Study shows stress and stroke unrelated
New research has revealed that stressful life events are unlikely to cause stroke. Researchers set out to determine the relationship between life events and subarachnoid haemorrhage – the most lethal type of stroke, that is most often due to rupture of aneurysms (‘blisters’) of the blood vessels in the brain. To date, very little evidence exists on this topic.
“Contrary to common perception, our research shows that there is no relationship between stress and stroke”, said Professor Craig Anderson, Senior Director, The George Institute.
A total of 432 patients who survived a stroke were interviewed on stressful life events in the twelve months prior to their stroke. Patients were asked about a number of life events, including if they were a victim of abuse, had experienced an injury or serious illness, had recently moved, experienced work stress, financial difficulties or death of a family or friend.

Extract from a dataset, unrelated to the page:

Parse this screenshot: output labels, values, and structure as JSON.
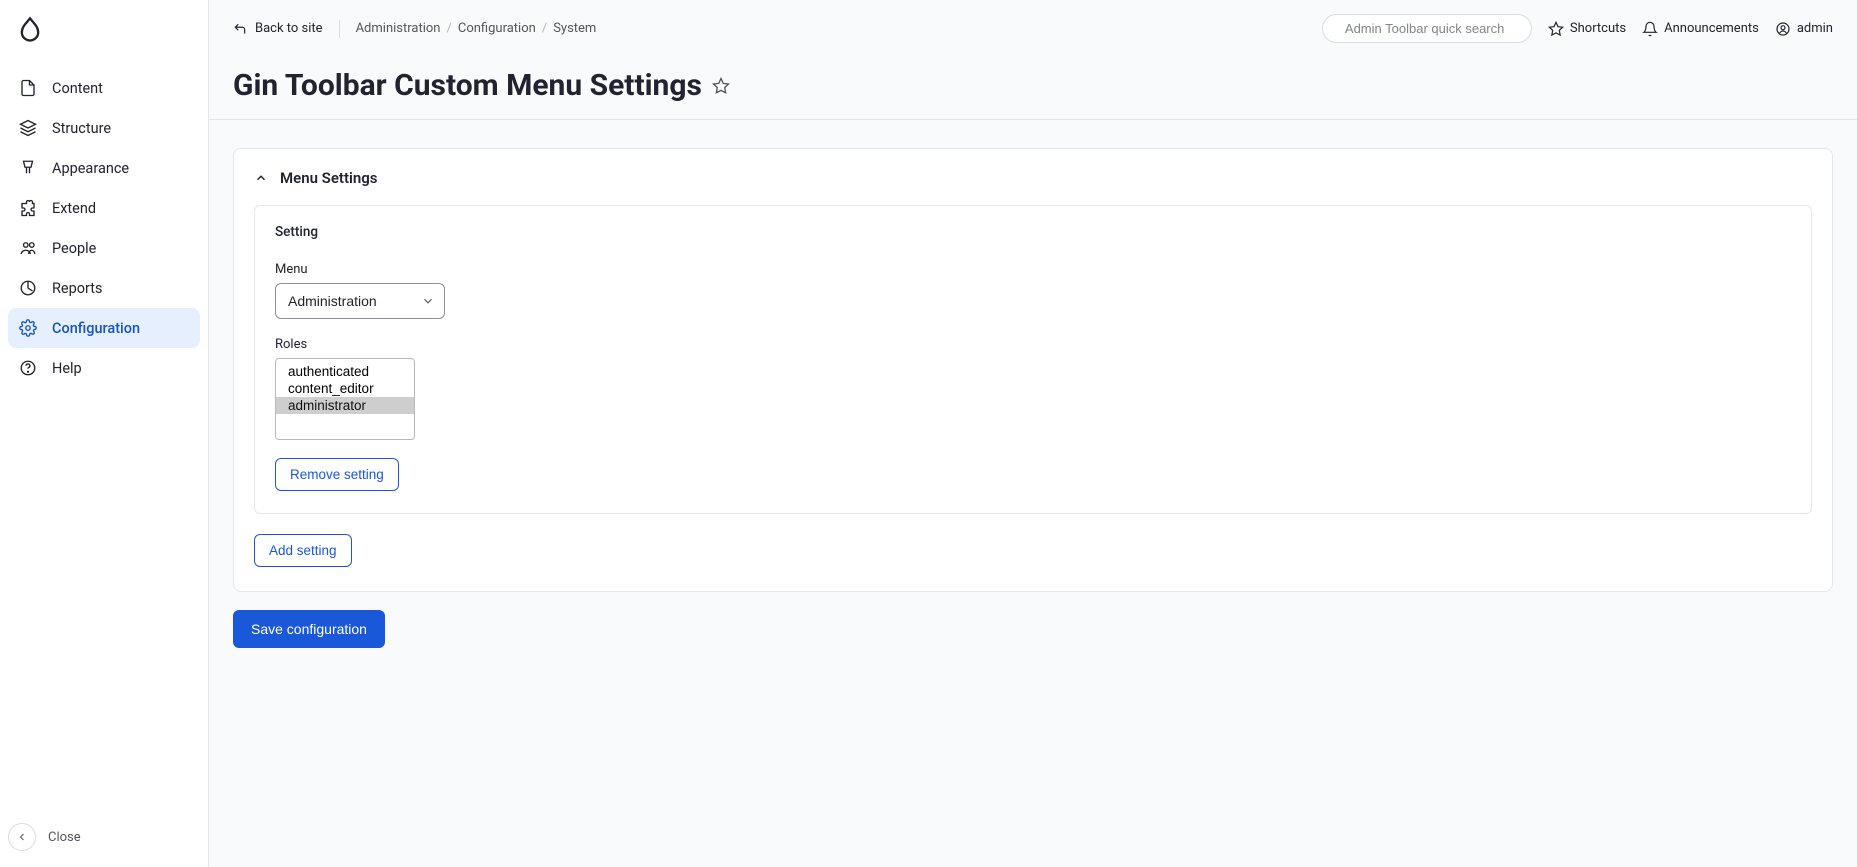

17 million people are afflicted by stroke each year. Subarachnoid haemorrhage is one of the more serious types of strokes that mostly affect young to middle aged adults. Lead author of the paper, PhD student Ivy Shiue added, “These results are fascinating, as many people, even clinicians, commonly surmise that stress plays a significant role in stroke. We found a marginal relationship between financial and legal problems and subarachnoid haemorrhage, but this link was likely due to chance or recall bias.”
“We know that genetics play a role with this type of stroke, and that cigarette smoking and high blood pressure play a significant role. Females are also more likely to experience this type of stroke. Certainly the best way of prevention will be blood pressure control and smoking cessation”, added Professor Anderson.
These results are from the Australasian Cooperative Research on Subarachnoid haemorrhage (ACROSS) Study and were published in Stroke.